Egyptian President Abdel Fattah Al-Sisi, Foreign Minister Sameh Shoukry, and his Japanese counterpart Toshimitsu Motegi met in Cairo and called on all parties concerned to restore peace and order in the country and protect lives and property.
"We shared concerns about the current situation in Afghanistan and agreed to cooperate so that it will not become a further destabilising factor," said Motegi.
In February Japan's Ambassador to Egypt, Noke Masaki said that the future of bilateral relations between Egypt and Japan is full of possibilities.
Yesterday the UK's Defence Secretary Ben Wallace told Reuters that he acknowledged that the Taliban are in control of the country and that going back in "wasn't on the cards" after the Taliban's forces surrounded the capital over the weekend.
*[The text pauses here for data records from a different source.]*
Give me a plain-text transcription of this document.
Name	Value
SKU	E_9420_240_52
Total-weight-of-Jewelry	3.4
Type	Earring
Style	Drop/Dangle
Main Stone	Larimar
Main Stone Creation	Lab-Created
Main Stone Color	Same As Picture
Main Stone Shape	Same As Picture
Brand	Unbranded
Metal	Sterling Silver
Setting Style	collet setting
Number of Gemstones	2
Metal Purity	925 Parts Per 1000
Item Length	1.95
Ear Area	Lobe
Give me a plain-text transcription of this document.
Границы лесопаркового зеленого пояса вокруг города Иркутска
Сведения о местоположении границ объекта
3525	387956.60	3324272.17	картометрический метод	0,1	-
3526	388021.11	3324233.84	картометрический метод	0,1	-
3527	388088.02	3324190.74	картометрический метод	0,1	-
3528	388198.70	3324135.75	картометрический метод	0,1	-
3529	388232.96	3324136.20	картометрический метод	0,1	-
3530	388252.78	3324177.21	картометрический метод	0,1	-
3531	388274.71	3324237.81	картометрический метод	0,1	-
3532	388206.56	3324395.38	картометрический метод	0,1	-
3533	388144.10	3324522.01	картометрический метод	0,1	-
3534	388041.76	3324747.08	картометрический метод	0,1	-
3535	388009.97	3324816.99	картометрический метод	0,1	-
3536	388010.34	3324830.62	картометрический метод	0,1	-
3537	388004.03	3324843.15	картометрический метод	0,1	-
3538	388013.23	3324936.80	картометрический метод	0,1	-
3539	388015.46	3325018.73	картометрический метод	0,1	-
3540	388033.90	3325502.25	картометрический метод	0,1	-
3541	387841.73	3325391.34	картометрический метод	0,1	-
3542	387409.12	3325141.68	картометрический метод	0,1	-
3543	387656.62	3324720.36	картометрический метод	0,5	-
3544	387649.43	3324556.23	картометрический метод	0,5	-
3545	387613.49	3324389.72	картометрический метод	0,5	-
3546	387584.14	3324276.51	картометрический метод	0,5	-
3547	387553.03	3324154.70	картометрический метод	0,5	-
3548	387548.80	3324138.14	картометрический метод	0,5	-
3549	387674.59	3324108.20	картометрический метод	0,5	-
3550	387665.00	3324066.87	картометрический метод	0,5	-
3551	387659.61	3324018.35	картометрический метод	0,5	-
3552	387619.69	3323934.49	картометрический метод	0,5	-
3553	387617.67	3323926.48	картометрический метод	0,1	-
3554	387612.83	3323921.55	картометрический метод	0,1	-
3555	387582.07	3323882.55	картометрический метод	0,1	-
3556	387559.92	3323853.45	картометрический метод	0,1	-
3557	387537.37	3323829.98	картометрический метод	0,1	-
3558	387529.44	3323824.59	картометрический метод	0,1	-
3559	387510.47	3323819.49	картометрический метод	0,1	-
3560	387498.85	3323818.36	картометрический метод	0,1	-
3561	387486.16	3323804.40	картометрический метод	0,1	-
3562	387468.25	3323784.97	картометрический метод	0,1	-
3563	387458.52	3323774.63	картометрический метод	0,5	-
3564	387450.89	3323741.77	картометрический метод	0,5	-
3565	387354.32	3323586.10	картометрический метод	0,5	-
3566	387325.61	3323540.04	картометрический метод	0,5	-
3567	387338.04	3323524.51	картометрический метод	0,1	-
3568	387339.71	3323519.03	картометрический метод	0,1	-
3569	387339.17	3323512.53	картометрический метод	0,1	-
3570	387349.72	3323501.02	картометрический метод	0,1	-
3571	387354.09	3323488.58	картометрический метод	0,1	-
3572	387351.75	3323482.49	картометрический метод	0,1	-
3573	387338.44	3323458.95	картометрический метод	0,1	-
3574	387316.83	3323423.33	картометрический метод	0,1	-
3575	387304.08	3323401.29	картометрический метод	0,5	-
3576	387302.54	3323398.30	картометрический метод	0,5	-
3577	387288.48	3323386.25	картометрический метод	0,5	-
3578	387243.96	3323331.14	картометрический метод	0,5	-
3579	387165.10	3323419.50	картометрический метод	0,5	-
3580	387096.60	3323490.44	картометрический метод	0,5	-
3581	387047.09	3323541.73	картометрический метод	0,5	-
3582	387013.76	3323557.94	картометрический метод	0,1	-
On Sunday the Taliban announced it had taken control of 31 provinces including Laghman, Bamyan, and Nangarhar.
On Sunday Afghan President Ashraf Ghani fled abroad marking the end of two decades of a US-led coalition in the country.
Videos showed people clinging to the wheels of a plane as it took off, whilst another showed a man being pulled up into the window of the plane.
Countries across the world have taken different positions with Oman's Grand Mufti, Ahmed Bin Hamad Al-Khalilli yesterday congratulating the Afghan people for a "clear victory and the grand conquering of the aggressor invaders."
Iranian President Ebrahim Raisi has said the withdrawal of US troops will offer a chance for lasting peace in Afghanistan.
Joe Biden himself has said he "stands squarely" behind the decision to withdraw American forces. "How many more lives are worth it?" he asked.